Having taken out Roger Federer on Sunday, Tsitsipas went on to say that he wanted to pull off the "complete" tournament by overcoming Rafael Nadal and Novak Djokovic as well.
It was the sort of thing you might expect this fearless young musketeer to come out with. You feel he would back himself in a cage fight with a hungry lion.
But Nadal put Tsitsipas back in his box, in the short term at least, as he handed out a 6-2, 6-4, 6-0 thrashing in just 106 minutes.
This was such a tennis lesson that when the cameras cut away to Tsitsipas's 11-year-old sister, Elisavet, in the stands, she had her hands pressed to her head in despair.
"He has this talent that no other player has," said Tsitsipas in an insightful analysis of Nadal's game.
"He makes you play bad. My brain was used to a certain rhythm of the game with all the 'righty' players that I played this week."
This is Nadal's first tournament since the US Open, but you would not know it from the way he is unloading on every shot like a 36lb cannon. He and his coach, former world No 1 Carlos Moya, spent their elongated off-season working on a plan to lower his workload.
They focused first on his serve, which he remodelled over the winter in the search of more pace and penetration.

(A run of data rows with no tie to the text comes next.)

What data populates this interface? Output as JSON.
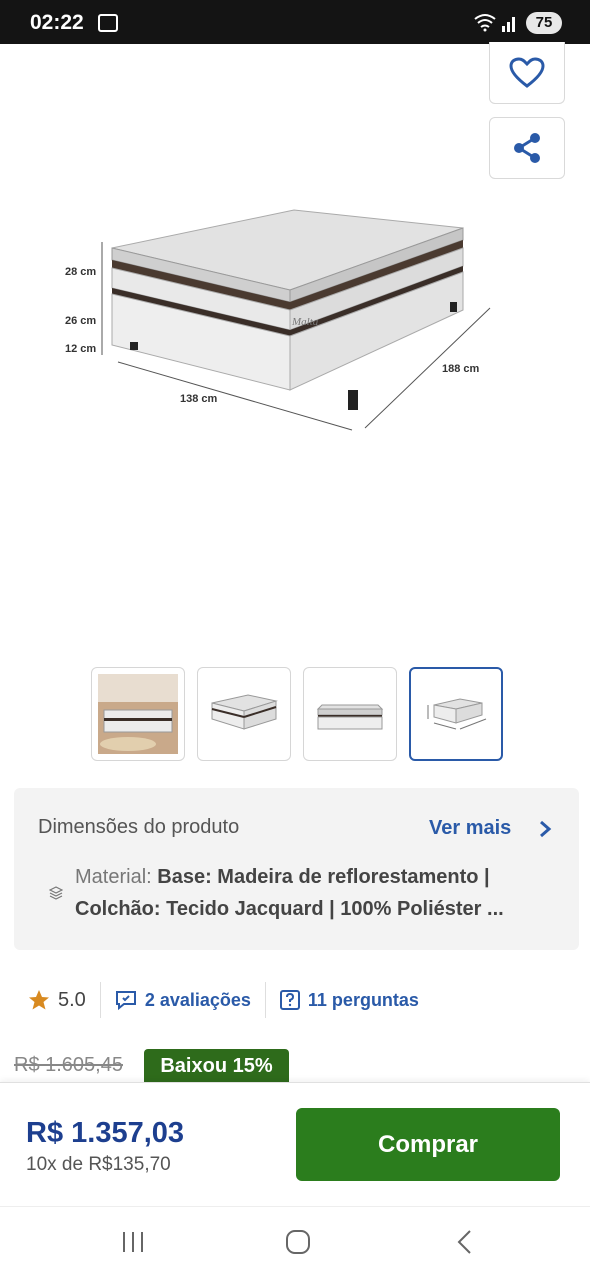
{
  "status_bar": {
    "time": "02:22",
    "battery": "75"
  },
  "product_image": {
    "height_labels": [
      "28 cm",
      "26 cm",
      "12 cm"
    ],
    "width_label": "138 cm",
    "length_label": "188 cm",
    "brand": "Malta"
  },
  "thumbnails": {
    "count": 4,
    "active_index": 3
  },
  "specs": {
    "title": "Dimensões do produto",
    "more_label": "Ver mais",
    "material_label": "Material:",
    "material_line1": "Base: Madeira de reflorestamento |",
    "material_line2": "Colchão: Tecido Jacquard | 100% Poliéster ..."
  },
  "stats": {
    "rating": "5.0",
    "reviews": "2 avaliações",
    "questions": "11 perguntas"
  },
  "pricing": {
    "old_price": "R$ 1.605,45",
    "discount_badge": "Baixou 15%",
    "price": "R$ 1.357,03",
    "installments": "10x de R$135,70",
    "buy_label": "Comprar"
  },
  "colors": {
    "primary_blue": "#2a5aa8",
    "buy_green": "#2b7d1d",
    "badge_green": "#2e6b1b",
    "star": "#d88a20"
  }
}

And then on adding extra bite to the forehand, trying to flatten out the ball's trajectory - on the most aggressive shots, at least - so that it would zip through the court more quickly.
"After a lot of months without playing, it is probably this court, this crowd, that gives me the energy," said Nadal, who will surely be preparing himself mentally for a meeting with Djokovic on Sunday.
Djokovic still has to overcome Lucas Pouille in today's semi-final, which starts at 8.30am Irish time.